All this week, EFF is at the annual general meeting of ICANN, the global multi-stakeholder regulatory authority for Internet domain names and IP addresses. Our focus during this meeting is on speaking out against the increasing use of the domain name system as a mechanism for content censorship. During two presentations on Tuesday, we presented this in the form of a short and simple message to ICANN, to the registries who operate its top-level domains, and the registrars who offer domains to the public: don't pick up the censor's pen.
Back in August, you may recall that domain name registrars GoDaddy and Google both terminated service to the publisher of the odious Nazi website Daily Stormer, in a move that, while popular, set a dangerous precedent. Since then, other domain registrars regrettably followed suit when the Daily Stormer tried to register new domains with them. These included Namecheap, whose CEO Richard Kirkendall explained his decision by saying:
The fact is, this should have never had to be our decision. Yes the domain fits into our description of what constitutes incitement of violence and I believe that their violation of our ToS would hold up in a court of law. … But is this the right thing for freedom of speech and should a registrar be the one making this decision? I don’t think so. In a perfect world, a registrar should be able to remain neutral in these situations regardless of public opinion but the fact of the matter is that this cannot happen in reality.
Not all domain registrars are created equal when it comes to what content they allow to be associated with their customers' domains. GoDaddy has often failed to protect the speech rights of its customers, having suspended protest websites without receiving any court order or following the kind of accountable process that we recommend. We're hopeful that new leadership at GoDaddy will reverse this trend. But in many ways what Google did was more dangerous; it not only cancelled Daily Stormer's domain, but also placed it into an unusual "ClientHold" status which prevented it from being moved to any other registrar. Google effectively took that domain name, driving Daily Stormer to a Tor hidden service and setting the precedent that a domain name can be taken from a customer by any registrar who happens to manage it.

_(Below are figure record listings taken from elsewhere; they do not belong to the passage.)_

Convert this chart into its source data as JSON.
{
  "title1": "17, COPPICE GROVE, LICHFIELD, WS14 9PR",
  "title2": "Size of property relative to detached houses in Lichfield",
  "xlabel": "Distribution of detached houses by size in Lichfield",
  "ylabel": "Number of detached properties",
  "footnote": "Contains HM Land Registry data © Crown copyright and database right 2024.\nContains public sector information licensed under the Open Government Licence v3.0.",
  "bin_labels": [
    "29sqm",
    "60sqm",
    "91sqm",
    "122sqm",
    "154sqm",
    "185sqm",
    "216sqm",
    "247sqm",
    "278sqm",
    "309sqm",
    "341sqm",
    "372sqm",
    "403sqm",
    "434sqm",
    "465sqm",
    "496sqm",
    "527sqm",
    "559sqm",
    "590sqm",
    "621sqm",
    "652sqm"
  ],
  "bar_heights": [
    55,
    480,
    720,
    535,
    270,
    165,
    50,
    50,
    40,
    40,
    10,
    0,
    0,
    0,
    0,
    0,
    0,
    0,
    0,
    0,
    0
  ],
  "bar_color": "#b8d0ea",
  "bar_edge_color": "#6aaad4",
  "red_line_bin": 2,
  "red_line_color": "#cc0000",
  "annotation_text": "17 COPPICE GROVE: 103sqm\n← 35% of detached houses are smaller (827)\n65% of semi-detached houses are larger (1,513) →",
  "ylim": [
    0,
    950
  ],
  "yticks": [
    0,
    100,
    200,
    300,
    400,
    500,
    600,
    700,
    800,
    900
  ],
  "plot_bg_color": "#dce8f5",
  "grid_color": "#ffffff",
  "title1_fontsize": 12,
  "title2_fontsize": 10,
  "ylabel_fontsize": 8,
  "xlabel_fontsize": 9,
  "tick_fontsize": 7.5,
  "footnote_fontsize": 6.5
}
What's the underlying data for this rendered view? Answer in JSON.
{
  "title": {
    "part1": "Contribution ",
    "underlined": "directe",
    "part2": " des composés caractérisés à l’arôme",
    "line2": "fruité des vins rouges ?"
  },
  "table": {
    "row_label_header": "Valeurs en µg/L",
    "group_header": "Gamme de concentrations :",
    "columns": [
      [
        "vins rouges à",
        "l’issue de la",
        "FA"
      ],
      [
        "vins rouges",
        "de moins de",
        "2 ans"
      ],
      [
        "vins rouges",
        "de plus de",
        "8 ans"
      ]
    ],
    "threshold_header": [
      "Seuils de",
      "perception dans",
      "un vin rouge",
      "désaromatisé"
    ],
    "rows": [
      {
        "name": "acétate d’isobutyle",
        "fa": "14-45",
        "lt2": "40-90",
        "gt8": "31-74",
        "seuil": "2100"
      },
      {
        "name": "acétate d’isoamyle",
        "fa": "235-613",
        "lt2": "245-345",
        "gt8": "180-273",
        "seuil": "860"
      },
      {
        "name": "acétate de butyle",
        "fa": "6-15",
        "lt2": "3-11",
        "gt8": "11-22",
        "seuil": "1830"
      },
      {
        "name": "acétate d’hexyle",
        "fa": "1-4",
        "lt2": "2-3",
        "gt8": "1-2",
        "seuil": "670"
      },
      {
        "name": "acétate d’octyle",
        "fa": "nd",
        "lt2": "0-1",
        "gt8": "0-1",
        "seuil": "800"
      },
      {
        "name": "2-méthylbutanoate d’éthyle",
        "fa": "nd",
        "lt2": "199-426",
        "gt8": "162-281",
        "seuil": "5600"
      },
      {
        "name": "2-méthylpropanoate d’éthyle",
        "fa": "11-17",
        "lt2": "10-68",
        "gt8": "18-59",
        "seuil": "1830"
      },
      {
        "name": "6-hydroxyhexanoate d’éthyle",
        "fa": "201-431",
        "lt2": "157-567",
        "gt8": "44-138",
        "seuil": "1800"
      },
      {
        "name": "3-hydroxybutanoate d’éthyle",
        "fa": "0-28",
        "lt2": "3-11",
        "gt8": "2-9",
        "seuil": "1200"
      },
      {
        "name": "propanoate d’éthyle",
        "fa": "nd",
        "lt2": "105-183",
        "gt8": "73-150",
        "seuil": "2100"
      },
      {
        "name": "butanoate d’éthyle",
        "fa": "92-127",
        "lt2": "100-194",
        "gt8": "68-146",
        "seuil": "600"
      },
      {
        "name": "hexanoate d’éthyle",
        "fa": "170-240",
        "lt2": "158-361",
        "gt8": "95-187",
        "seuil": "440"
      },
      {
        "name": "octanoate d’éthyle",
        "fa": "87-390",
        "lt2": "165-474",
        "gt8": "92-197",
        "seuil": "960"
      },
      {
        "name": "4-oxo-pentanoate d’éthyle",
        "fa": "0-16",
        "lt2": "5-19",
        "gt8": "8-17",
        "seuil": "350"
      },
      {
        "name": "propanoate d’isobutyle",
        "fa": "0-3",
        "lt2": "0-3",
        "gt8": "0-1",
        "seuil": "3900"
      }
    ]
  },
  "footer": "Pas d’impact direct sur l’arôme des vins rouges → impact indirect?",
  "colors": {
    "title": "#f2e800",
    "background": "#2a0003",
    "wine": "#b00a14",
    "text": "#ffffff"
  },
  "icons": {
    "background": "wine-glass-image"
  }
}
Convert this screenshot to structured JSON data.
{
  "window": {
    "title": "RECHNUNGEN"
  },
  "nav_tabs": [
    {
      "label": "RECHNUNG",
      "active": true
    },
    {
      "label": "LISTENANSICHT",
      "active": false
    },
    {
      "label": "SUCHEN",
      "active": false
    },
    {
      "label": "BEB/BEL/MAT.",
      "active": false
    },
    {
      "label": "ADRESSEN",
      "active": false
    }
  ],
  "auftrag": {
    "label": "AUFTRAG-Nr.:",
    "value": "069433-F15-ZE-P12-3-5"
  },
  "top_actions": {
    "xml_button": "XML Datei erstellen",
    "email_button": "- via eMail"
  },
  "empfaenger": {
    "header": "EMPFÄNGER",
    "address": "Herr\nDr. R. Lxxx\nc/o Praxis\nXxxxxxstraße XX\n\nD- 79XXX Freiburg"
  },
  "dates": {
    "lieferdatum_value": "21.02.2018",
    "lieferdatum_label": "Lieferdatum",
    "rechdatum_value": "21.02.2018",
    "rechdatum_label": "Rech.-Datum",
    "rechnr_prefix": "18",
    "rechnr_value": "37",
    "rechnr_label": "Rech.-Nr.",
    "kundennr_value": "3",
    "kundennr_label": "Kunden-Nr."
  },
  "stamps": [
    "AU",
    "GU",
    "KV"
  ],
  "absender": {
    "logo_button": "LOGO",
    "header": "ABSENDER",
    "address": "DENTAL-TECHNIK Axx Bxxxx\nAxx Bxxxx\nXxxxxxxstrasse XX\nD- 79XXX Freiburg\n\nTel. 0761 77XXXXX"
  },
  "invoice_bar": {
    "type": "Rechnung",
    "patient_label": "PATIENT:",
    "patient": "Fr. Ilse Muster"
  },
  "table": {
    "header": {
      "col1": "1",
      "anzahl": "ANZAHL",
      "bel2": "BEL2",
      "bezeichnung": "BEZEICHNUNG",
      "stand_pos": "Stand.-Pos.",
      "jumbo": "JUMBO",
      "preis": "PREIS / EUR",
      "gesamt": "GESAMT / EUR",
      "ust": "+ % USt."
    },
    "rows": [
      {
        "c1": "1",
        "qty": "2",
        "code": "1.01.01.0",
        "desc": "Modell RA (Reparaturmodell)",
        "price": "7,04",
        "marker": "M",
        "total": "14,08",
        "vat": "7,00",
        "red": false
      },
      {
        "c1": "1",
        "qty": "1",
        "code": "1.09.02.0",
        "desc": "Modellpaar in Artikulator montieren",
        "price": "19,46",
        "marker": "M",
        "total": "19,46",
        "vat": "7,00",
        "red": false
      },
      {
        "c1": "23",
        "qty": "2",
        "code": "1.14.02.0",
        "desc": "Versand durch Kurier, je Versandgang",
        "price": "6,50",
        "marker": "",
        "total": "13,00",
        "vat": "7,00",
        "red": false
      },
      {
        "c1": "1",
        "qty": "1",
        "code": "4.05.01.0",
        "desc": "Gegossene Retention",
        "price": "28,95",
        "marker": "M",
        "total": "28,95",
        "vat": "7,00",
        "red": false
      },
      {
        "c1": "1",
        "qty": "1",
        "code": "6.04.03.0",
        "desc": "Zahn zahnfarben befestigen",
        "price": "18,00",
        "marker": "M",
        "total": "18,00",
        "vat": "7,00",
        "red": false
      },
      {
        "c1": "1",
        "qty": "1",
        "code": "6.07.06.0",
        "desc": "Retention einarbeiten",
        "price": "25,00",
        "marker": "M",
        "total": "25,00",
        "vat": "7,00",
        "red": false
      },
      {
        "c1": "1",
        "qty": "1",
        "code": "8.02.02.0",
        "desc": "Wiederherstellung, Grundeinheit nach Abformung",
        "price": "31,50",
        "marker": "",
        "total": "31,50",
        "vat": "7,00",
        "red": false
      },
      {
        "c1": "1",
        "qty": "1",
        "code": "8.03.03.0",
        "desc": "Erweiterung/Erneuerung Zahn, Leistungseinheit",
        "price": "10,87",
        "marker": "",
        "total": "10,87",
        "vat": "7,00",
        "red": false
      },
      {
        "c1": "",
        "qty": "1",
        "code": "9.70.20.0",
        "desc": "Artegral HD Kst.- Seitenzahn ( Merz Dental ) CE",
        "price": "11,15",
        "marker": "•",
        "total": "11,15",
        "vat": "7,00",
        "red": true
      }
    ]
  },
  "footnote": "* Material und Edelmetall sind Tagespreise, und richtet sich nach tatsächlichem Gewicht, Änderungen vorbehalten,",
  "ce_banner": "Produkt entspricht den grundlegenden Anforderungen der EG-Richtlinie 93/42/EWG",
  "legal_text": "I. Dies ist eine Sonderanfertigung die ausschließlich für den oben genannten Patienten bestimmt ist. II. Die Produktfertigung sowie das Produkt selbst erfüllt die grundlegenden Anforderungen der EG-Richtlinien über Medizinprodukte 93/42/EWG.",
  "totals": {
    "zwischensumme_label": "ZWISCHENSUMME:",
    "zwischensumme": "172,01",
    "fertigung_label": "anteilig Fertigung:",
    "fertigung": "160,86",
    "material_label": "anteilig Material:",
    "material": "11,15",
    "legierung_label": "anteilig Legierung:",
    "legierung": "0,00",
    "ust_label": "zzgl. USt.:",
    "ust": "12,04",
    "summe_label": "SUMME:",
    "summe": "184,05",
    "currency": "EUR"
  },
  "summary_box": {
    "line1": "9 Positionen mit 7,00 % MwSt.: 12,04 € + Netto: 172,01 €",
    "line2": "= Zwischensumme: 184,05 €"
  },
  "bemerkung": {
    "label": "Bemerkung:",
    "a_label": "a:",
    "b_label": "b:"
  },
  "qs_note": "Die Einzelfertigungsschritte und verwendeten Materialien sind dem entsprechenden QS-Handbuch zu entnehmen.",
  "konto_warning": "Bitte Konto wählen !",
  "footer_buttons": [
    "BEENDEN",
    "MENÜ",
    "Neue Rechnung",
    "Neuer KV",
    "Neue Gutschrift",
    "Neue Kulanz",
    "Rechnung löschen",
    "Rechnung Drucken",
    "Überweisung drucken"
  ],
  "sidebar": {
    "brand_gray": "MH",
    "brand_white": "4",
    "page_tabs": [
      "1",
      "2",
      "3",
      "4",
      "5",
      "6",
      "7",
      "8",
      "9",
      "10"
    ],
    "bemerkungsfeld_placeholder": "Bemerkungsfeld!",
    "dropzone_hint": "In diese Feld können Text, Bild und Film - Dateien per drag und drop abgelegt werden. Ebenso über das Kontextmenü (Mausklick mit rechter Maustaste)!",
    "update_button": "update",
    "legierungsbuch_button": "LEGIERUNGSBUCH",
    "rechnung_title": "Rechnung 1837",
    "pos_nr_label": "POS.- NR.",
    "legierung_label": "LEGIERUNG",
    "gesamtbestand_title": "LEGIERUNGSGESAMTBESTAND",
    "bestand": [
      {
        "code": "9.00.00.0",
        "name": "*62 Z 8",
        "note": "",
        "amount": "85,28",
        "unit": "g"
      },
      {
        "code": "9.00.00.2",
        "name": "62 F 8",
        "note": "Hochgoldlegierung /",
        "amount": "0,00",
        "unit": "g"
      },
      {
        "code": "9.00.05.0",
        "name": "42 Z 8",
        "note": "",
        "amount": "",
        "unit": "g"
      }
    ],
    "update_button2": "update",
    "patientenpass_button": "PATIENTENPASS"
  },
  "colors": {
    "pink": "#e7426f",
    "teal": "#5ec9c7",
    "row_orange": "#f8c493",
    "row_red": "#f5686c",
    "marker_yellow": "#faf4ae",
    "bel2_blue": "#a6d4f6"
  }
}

The Internet Governance Project has looked into the different practices of registrars in this regard, in a research paper titled In Search of Amoral Registrars: Content Regulation and Domain Name Policy [PDF], which it released this week at the ICANN meeting in Abu Dhabi. The paper's authors examined the Terms of Service (ToS) that apply to more than 2,300 domain name registrars, to find out how many have clauses of the kind used to justify the cancellation of Daily Stormer's domain, such as a term that prohibits the domain being used for "morally objectionable activities".
They found that registrars with such "morality clauses" in their ToS, or an operational equivalent, comprise around 59% of registrars, covering approximately 62% of the domain name market. Importantly, they also found that the inclusion of such discretionary policies was concentrated in particular regions; for example only three of the top registrars in Asia and Australia would require a court order before removing a domain. This means that if a registrant wishes to register a domain using a local currency from a website in their local language, they may be at higher risk of seeing that website disappear if a third party requests their registrar to take it down.
Exacerbating this is a provision in ICANN's 2013 Registrar Accreditation Agreement (RAA) that allows ICANN to take action against registrars who fail to respond appropriately to reports of domain name "abuse" (an ill-defined term, as we will discuss in another post in this series). The authors conclude:
Robust competition amongst registrars is likely to mitigate arbitrary and harmful use of their discretion regardless of what’s in their ToS. But the merits of competition disappear if ICANN imposes uniform requirements on registrars to take down domains for content related reasons, for instance through Section 3.18 of the RAA. ICANN policy should make a clear distinction between illegal content and abusive domains; in the latter case the domain itself is causing the problem, e.g. through deception, trademark infringement, support for botnet operations, etc. These problems fall within the remit of domain name regulation. But illegal content is not. The ICANN RAA should be amended to protect registrants against arbitrary or discretionary take downs of their domains based on the content of their site.
We agree. Domain name registrars are part of the technical infrastructure of the Internet on which we all depend. Just as net neutrality demands that our Internet Service Providers not discriminate between the types of content that they serve up to us over our home or mobile Internet connections, so domain registrars should hold a similar position of neutrality about the Internet content associated with the domains registered by their customers. If domain names can be taken away at the whim of a registrar, perhaps under pressure from a vocal public, a powerful industry group, or a government seeking to censor critics, then any website or app is at risk of censorship, without accountability. This doesn't mean that nothing can be done about illegal or undesirable content hosted at a domain—rather just that registrars aren't the right party to wield the censor's pen.
This is the first of a series of three articles in which EFF asks ICANN, its registrars, and its registries, not to pick up the censor's pen.